With work spanning management, political science, sociology, public administration and education, James G. March was a founder of organization theory. Honouring his exceptional ability to go beyond the models of rationality so prevalent in much of organizational scholarship, this edited collection builds on March’s imaginative, evocative ideas and encourages others to appreciate and explore them.

Jim March left his co-authors Herbert Simon and Richard Cyert at the Carnegie Institute of Technology, where they had founded what is known as the Carnegie School and moved to California in the mid 1960s. This volume highlights and builds on many of the complements and alternatives to rationality that March articulated once settled at Stanford: a technology of foolishness, garbage can models of decision making, a logic of appropriateness, organizational learning, and a variety of models of chance and luck.
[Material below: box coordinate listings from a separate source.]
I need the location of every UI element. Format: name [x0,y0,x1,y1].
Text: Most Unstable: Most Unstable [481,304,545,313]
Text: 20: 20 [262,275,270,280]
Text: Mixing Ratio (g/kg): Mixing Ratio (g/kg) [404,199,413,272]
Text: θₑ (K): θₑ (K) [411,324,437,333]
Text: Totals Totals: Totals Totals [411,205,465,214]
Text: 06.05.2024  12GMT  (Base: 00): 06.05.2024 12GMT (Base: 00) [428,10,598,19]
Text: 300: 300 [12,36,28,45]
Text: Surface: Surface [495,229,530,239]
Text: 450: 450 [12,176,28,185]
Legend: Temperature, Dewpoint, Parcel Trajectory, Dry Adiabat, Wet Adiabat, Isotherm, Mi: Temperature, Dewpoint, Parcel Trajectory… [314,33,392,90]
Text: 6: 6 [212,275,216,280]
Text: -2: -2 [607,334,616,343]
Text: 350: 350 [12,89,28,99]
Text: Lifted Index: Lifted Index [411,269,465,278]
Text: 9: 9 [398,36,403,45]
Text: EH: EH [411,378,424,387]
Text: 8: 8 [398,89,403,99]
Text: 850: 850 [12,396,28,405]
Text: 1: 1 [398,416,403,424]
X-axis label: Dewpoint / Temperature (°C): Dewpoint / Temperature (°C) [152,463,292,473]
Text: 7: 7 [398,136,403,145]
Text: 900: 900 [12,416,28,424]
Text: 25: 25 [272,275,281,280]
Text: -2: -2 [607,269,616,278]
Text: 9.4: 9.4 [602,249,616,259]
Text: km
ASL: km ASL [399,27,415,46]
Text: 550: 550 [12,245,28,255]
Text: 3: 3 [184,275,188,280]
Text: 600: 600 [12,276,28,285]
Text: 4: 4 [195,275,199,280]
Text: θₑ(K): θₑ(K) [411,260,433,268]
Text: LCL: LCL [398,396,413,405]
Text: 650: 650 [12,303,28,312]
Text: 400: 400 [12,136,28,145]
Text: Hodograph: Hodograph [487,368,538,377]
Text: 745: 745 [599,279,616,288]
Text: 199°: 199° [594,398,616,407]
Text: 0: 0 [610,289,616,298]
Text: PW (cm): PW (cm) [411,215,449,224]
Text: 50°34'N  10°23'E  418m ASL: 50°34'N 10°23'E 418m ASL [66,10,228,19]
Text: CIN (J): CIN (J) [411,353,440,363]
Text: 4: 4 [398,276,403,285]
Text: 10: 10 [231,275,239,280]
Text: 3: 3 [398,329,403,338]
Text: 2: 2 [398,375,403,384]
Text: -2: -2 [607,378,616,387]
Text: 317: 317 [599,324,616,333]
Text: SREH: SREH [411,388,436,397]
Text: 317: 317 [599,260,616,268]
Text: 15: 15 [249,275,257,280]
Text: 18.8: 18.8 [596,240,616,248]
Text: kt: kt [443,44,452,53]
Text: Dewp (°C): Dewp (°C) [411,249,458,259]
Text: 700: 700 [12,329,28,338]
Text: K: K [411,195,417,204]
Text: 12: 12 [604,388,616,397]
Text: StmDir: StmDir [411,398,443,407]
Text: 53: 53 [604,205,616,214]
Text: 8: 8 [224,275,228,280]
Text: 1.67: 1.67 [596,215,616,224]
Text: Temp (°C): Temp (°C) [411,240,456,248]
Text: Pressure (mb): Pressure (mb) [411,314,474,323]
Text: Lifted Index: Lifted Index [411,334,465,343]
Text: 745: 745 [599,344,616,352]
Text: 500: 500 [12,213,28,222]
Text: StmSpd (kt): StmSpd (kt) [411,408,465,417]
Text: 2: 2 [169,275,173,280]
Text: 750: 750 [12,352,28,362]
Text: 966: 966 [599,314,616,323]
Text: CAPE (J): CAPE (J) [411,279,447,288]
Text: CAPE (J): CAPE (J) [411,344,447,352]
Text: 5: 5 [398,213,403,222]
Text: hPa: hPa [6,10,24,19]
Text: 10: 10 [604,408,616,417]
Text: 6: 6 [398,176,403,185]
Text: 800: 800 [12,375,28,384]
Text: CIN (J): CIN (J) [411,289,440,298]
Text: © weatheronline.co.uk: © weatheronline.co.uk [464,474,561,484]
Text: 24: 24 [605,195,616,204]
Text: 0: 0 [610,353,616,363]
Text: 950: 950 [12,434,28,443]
Employing a variety of methodological tools including models, laboratory experiments and quantitative and qualitative analysis, the chapters seek to extend our understandings of how decisions happen, how actors behave, how organizations navigate the traps of exploration and exploitation, and how we might contemplate human action in terms of truth, beauty and justice. The volume is a celebration of Jim by his students and colleagues that gives readers a sense of this extraordinary person, poet, sage and scholar.

Introduction. Alternatives and Complements to Rationality; Christine M. Beckman

  • Section 1. Building on the post-1970 Legacy of James G. March
  • Chapter 1. Marching to the sea: Little ideas and small innovations in the evolution of amphibious operations; Mie Augier and Sean F.X. Barrett
  • Chapter 2. Management systems for exploration and exploitation; M. Diane Burton and Charles A. O’Reilly III
  • Chapter 3. Adaptive rationality, garbage cans, and the policy process; Scott C. Ganz
  • Chapter 4. “Fools” with impossible goals: Mobilizing March’s technology of foolishness to tackle grand challenges; Yanfei Hu and Claus Rerup
  • Chapter 5. The variance of variance; Chengwei Liu and Chia-Jung Tsay
  • Chapter 6. Truth, beauty and justice in models of social action; Mark Zbaracki, Lee Watkiss, Cameron McAlpine, and Julian Barg
  • Chapter 7. The Logic of Appropriateness – a Central Concept in Institutional Theory; Tom Christensen and Per Lægreid
  • Chapter 8. Bringing the logic of appropriateness into the lab: An experimental study of behavior and cognition; Daniel A. Newark and Markus C. Becker
  • Section 2. Reflections on Jim March as a Teacher and Educator
  • Chapter 9. James March’s lessons on teaching; Thierry Weil
  • Chapter 10. A few notes on Jim March as a mentor; Mie Augier
  • Chapter 11. A personal reflection on my long relationship with Jim March; Zur Shapira
  • Chapter 12. Learning about scholarship and being a scholar: The courage of foolishness; Sim B Sitkin
  • Conclusion. Pictures at an Exhibition; Daniel A. Newark

Christine M. Beckman is Professor and The Price Family Chair in Social Innovation at the Price School of Public Policy and Marshall School of Business, University of Southern California and the current Editor in Chief at Administrative Science Quarterly. Professor Beckman is known for her research on organizational learning and networks, gender and inequality, and innovation and entrepreneurship, focusing on how collaborative relationships, diverse experiences, and social comparisons facilitate organizational change. She was fortunate to have Jim March as an inspiration and mentor throughout her academic career.